Danida is satisfied with the Mozambican government's assurances that it will not allow such imports. The contract states explicitly that the Danish equipment will be dismantled and returned to Denmark if such trafficking does occur. But this does not satisfy Greenpeace.
The Organisation claims to have evidence showing that the Minister of the Environment in Mozambique, Bernardo P. Ferraz, has authorised a company in Mozambique to import for treatment and disposal "all kinds of residues (domestic, hospital or industrial)". It also claims to have evidence showing that the company runs a dump site outside Maputo for hazardous waste, and that it offers to bring such waste from OECD countries to Mozambique.
Development Today has tried in vain to get a comment from the Ministry of the Environment in Mozambique. In Danida, the position seems to be that what has so far been provided as evidence from Greenpeace does not give sufficient reason to doubt the seriousness of the Mozambican government's assurances.
Danish Development Minister Poul Nielson says that the letters produced by Greenpeace are old, while Danida's arrangements with the Mozambican government and with the cement factory are more recent.

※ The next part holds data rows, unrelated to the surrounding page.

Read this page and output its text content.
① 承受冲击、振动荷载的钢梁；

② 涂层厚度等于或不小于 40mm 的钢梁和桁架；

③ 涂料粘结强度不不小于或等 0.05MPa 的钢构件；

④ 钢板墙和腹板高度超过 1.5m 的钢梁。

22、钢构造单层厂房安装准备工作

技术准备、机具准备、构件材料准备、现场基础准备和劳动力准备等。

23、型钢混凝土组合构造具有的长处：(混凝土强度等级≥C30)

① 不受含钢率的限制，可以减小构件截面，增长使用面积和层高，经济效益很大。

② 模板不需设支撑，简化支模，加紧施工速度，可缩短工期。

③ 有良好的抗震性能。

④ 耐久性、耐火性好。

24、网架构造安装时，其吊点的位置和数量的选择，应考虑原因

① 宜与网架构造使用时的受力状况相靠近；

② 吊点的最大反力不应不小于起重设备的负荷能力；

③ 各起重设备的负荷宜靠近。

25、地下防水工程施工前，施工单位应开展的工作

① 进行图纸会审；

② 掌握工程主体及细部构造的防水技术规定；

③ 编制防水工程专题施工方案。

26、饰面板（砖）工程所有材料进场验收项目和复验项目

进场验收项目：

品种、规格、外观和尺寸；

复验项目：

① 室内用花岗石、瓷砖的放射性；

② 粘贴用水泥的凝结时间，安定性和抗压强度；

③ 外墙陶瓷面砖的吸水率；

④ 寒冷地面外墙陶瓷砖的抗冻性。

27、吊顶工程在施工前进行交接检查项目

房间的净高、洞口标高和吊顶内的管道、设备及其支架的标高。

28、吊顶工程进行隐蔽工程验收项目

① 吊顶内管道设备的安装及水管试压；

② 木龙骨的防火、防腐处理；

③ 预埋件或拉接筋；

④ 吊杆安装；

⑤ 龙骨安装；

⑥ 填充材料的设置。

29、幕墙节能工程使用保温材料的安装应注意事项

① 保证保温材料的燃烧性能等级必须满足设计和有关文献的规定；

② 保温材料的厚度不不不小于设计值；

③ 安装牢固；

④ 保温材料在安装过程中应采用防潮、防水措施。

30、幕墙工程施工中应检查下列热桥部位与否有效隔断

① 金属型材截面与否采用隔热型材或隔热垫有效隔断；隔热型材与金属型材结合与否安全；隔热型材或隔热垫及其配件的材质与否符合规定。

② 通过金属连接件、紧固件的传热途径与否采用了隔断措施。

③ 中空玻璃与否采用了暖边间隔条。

Nevertheless, in a letter to Jim Puckett of BAN, Nielson expresses support for the organisation's two campaigns - to ban the international trade in hazardous waste and to ban the production and release of so-called persistent organic pollutants (POPs). However, the minister adds: "I find it disturbing that you target a much needed pesticide disposal project in your campaign. The best becomes the enemy of the good."
It remains to be seen whether the Danish government will risk Danida's reputation in a conflict with an international campaign. One source in Danida says that it may not only put off Danish aid, but also other aid organisations. Nothing at all might then be done about the hazardous waste.
Nielson makes it clear that he will not bow to the pressure and is prepared for a fight.
Meanwhile, local protests against incineration of the pesticides in a cement kiln are growing. Mozambican authorities have agreed to invite people in the vicinity of the cement factory and NGOs to debate the risks and possible other solutions. This has not delayed the project as it has already been postponed due to problems with the timely shipment and customs clearance of the Danish equipment.
The newly-established protest organisation in Mozambique, Livaningo, has raised questions about the electrical filters in the chimneys of the cement factory, and reports say that pollutants may hit a nearby foodprocessing plant.
Greenpeace is collaborating with Livaningo. "We are their data base," as Jacob Hartmann of Greenpeace Denmark puts it.
He draws attention to an article in Mocambiente, published by the environment protection authority in Mozambique, which describes problems related to running the electrical filters at the cement factory where the toxic waste is to be incinerated.
At times, when the water and electricity supply is unstable, dust is blown out of the kiln without going through the filters. This is in order to protect the filters.
Hartmann is worried that such blow-outs could happen while incineration of toxic waste is taking place. Already, he says, there have been complaints from the nearby food processing plant about pollution from the cement factory. This would become more serious if the dust contained toxic substances.
According to Danida, when incineration begins, all necessary precautions will be taken to ensure that blow-outs or insufficient running of electrical filters will not take place while there is toxic waste in the kiln.
DTs source says that there are considerations about offering financing of a generator and additional water reservoir capacity, if these are needed. This would help to stabilise the water and electricity supply.